An Adult Couple Can Live Together Without Marriage

Any adult couple has a right to live together without marriage, the Supreme Court of India said, while asserting that a 20-year-old Kerala woman, whose marriage had been rejected, could choose whom she wanted to live with.

The highest court had held that live-in relationships were now even recognized by the legislature, and they had found a place under the provisions of the PWDV Act, 2005.

The remark came while the Supreme Court was hearing a plea filed by Nandakumar against Kerala High Court’s order which revoked his marriage with Thushara on the ground that he had not earned the legal age of the wedding.

As per Prohibition of Child Marriage Act, a girl can’t marry before the age of eighteen and a boy before twenty-one.

Nandakumar, who had, approached the apex court, will turn 21 on May 30 this year.

The High Court had also approved the custody of Thushara to her father after noting that she was not Nandakumar’s “lawfully married” wife.

A Bench of Justices A K Sikri and Justice Ashok Bhushan said their marriage could not be said to be “null and void” merely because Nandakumar was less than twenty-one years of age at the time of marriage.

“Appellant number one, as well as Thushara both, are Hindus.
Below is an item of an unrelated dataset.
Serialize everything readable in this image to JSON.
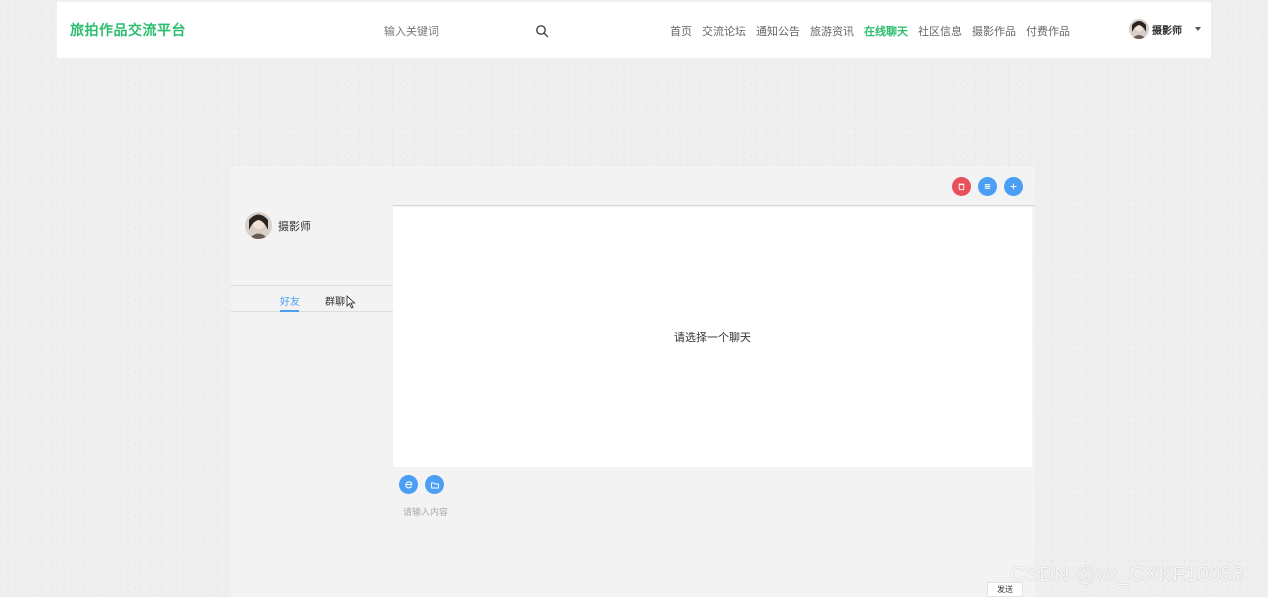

Such a marriage is not an invalid marriage under the Hindu Marriage Act, 1955, and as per the provisions of section 12 of the Hindu Marriage Act, 1955, which can be drawn in such a case, at the most, the marriage would be a voidable marriage…

“It is adequate to note that both appellant number one and Thushara are major. Even if they were not competent to enter into wedlock (which position itself is argued), they have the right to live together even outside wedlock,” the Bench had said.
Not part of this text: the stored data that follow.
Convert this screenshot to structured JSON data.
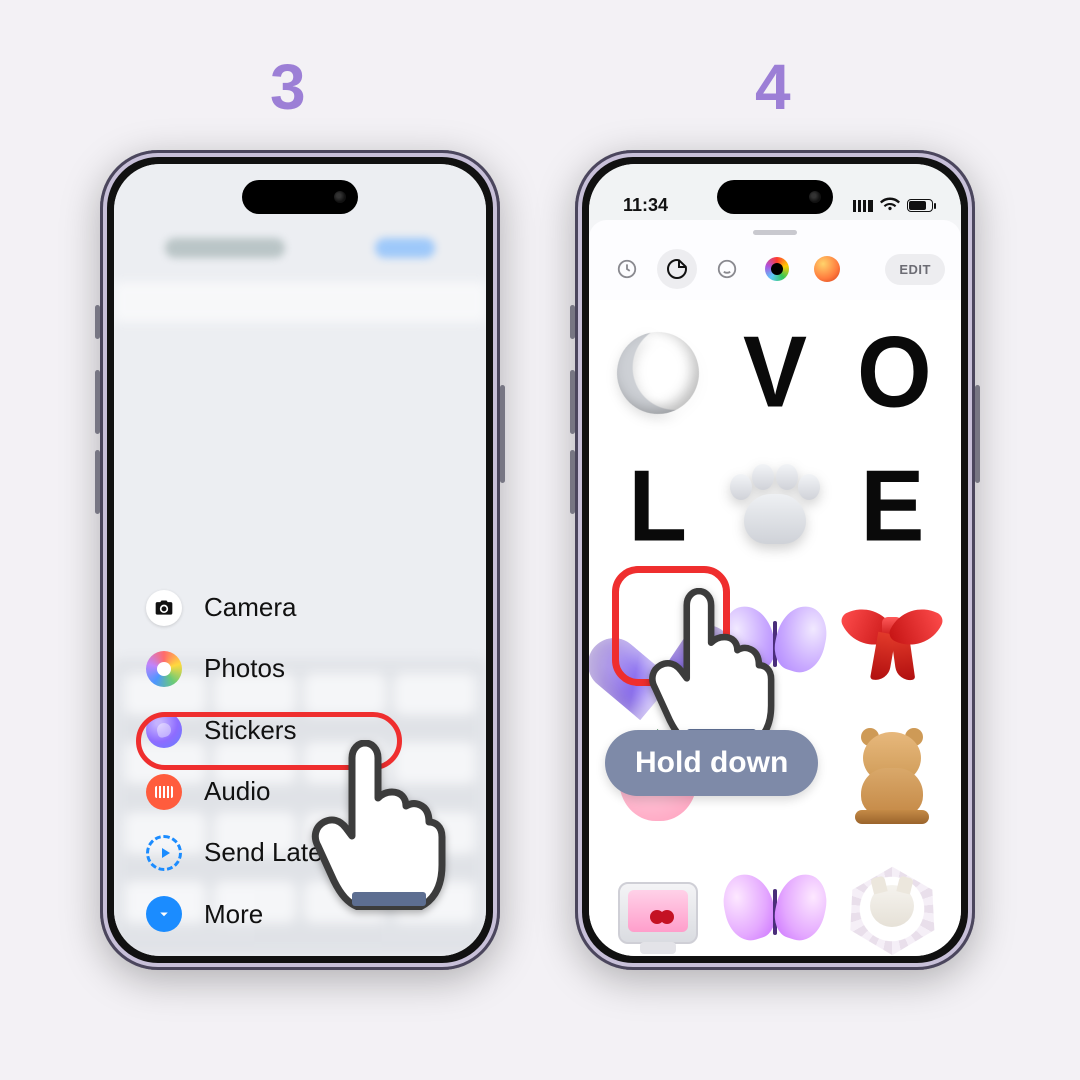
{
  "steps": {
    "left": "3",
    "right": "4"
  },
  "left": {
    "sheet": {
      "camera": "Camera",
      "photos": "Photos",
      "stickers": "Stickers",
      "audio": "Audio",
      "later": "Send Later",
      "more": "More"
    }
  },
  "right": {
    "status": {
      "time": "11:34"
    },
    "tabs": {
      "edit": "EDIT",
      "icons": [
        "recents-icon",
        "sticker-pack-icon",
        "memoji-icon",
        "live-sticker-icon",
        "app-sticker-icon"
      ]
    },
    "stickers": [
      "moon-sticker",
      "letter-v-sticker",
      "letter-o-sticker",
      "letter-l-sticker",
      "paw-sticker",
      "letter-e-sticker",
      "heart-sticker",
      "butterfly-sticker",
      "bow-sticker",
      "strawberry-sticker",
      "_hidden",
      "bear-sticker",
      "retro-tv-sticker",
      "pink-butterfly-sticker",
      "cat-heart-sticker"
    ],
    "hint": "Hold down"
  }
}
While setting aside the order of the high court granting custody of woman to her father, the supreme court said that “we make it clear that the liberty of like would be of Thushara as to with whom she wants to live together.”
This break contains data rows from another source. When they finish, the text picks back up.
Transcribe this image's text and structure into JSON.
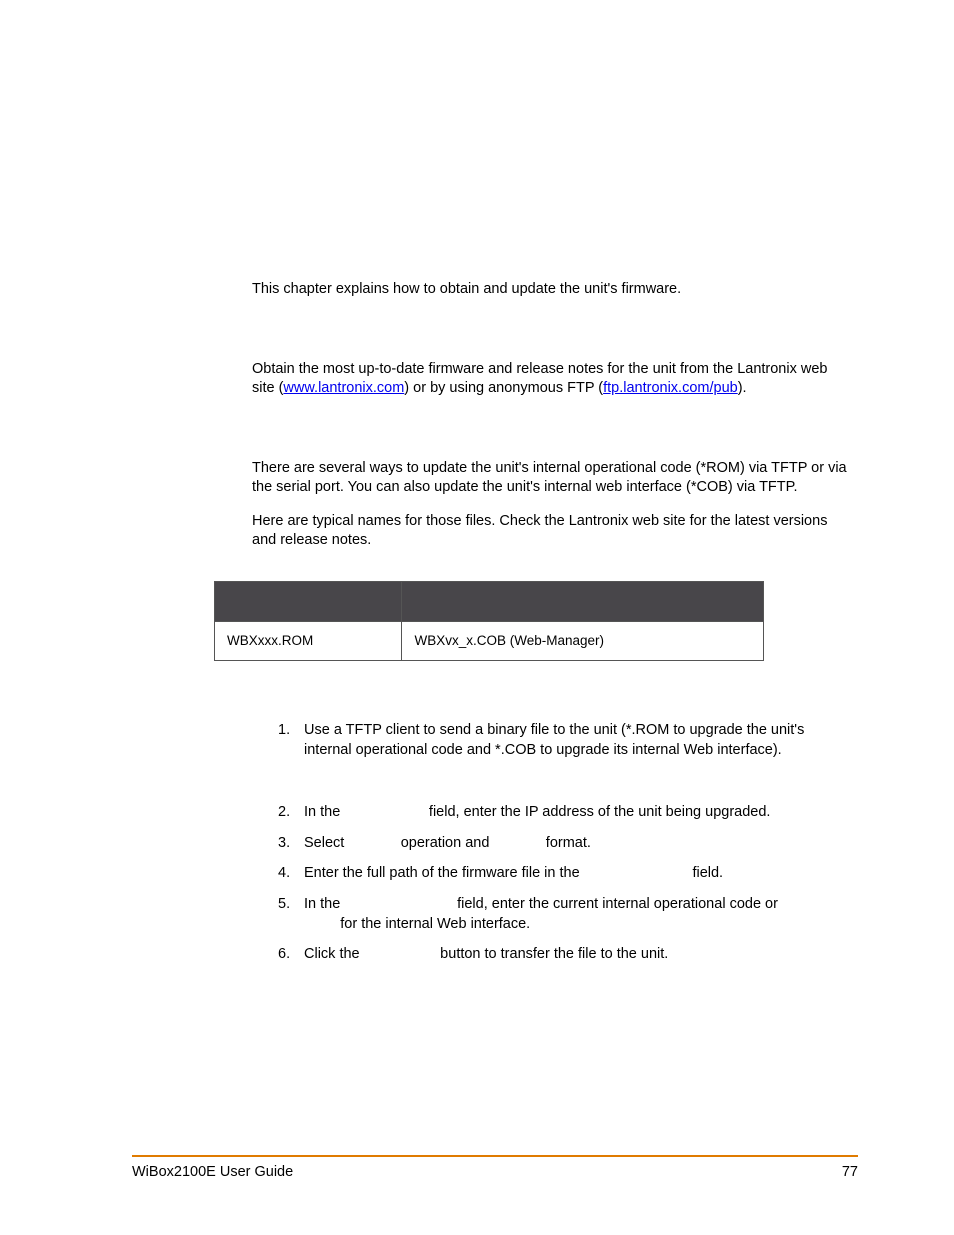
{
  "intro": "This chapter explains how to obtain and update the unit's firmware.",
  "obtain": {
    "pre": "Obtain the most up-to-date firmware and release notes for the unit from the Lantronix web site (",
    "link1": "www.lantronix.com",
    "mid": ") or by using anonymous FTP (",
    "link2": "ftp.lantronix.com/pub",
    "post": ")."
  },
  "reload1": "There are several ways to update the unit's internal operational code (*ROM) via TFTP or via the serial port. You can also update the unit's internal web interface (*COB) via TFTP.",
  "reload2": "Here are typical names for those files. Check the Lantronix web site for the latest versions and release notes.",
  "table": {
    "h1": "",
    "h2": "",
    "c1": "WBXxxx.ROM",
    "c2": "WBXvx_x.COB (Web-Manager)"
  },
  "steps": {
    "s1": "Use a TFTP client to send a binary file to the unit (*.ROM to upgrade the unit's internal operational code and *.COB to upgrade its internal Web interface).",
    "s2a": "In the ",
    "s2b": " field, enter the IP address of the unit being upgraded.",
    "s3a": "Select ",
    "s3b": " operation and ",
    "s3c": " format.",
    "s4a": "Enter the full path of the firmware file in the ",
    "s4b": " field.",
    "s5a": "In the ",
    "s5b": " field, enter the current internal operational code or ",
    "s5c": " for the internal Web interface.",
    "s6a": "Click the ",
    "s6b": " button to transfer the file to the unit."
  },
  "footer": {
    "title": "WiBox2100E User Guide",
    "page": "77"
  }
}
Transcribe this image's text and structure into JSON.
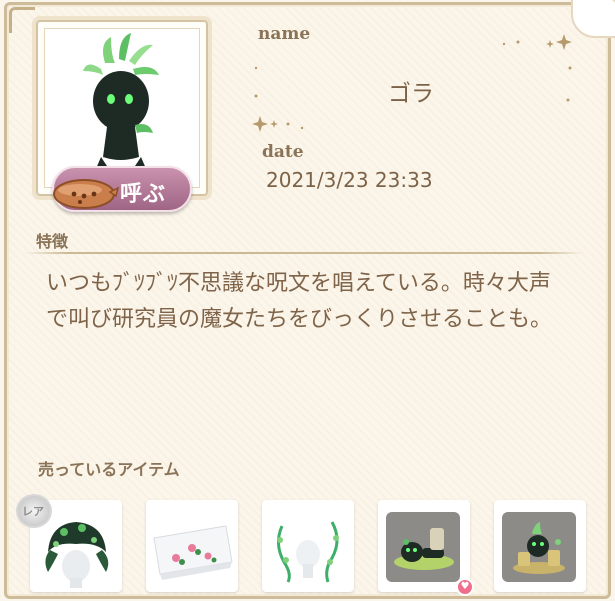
{
  "profile": {
    "name_label": "name",
    "name": "ゴラ",
    "date_label": "date",
    "date": "2021/3/23 23:33",
    "call_button": "呼ぶ"
  },
  "traits": {
    "heading": "特徴",
    "description": "いつもﾌﾞﾂﾌﾞﾂ不思議な呪文を唱えている。時々大声で叫び研究員の魔女たちをびっくりさせることも。"
  },
  "shop": {
    "heading": "売っているアイテム",
    "rare_badge": "レア",
    "items": [
      {
        "icon": "green-leaf-hair-icon",
        "rare": true
      },
      {
        "icon": "flower-cloth-icon"
      },
      {
        "icon": "vine-accessory-icon"
      },
      {
        "icon": "lying-creature-figure-icon",
        "new": true
      },
      {
        "icon": "creature-pile-figure-icon"
      }
    ]
  },
  "colors": {
    "accent_pink": "#a06585",
    "text_brown": "#7f6449",
    "frame": "#cdbb9a"
  }
}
It also mentions a recent case involving a woman from Kerala, Hadiya, where it had to rake up her marriage with Shafin Jahan on the ground that it was a marriage between two intending adults.

The Supreme Court had also clarified that a court cannot barrage in the marriage of two consenting adults and cannot annul the marriage in a habeas corpus (a writ requiring an individual under arrest to be produced before a judge or into court, for securing the person’s release) petition.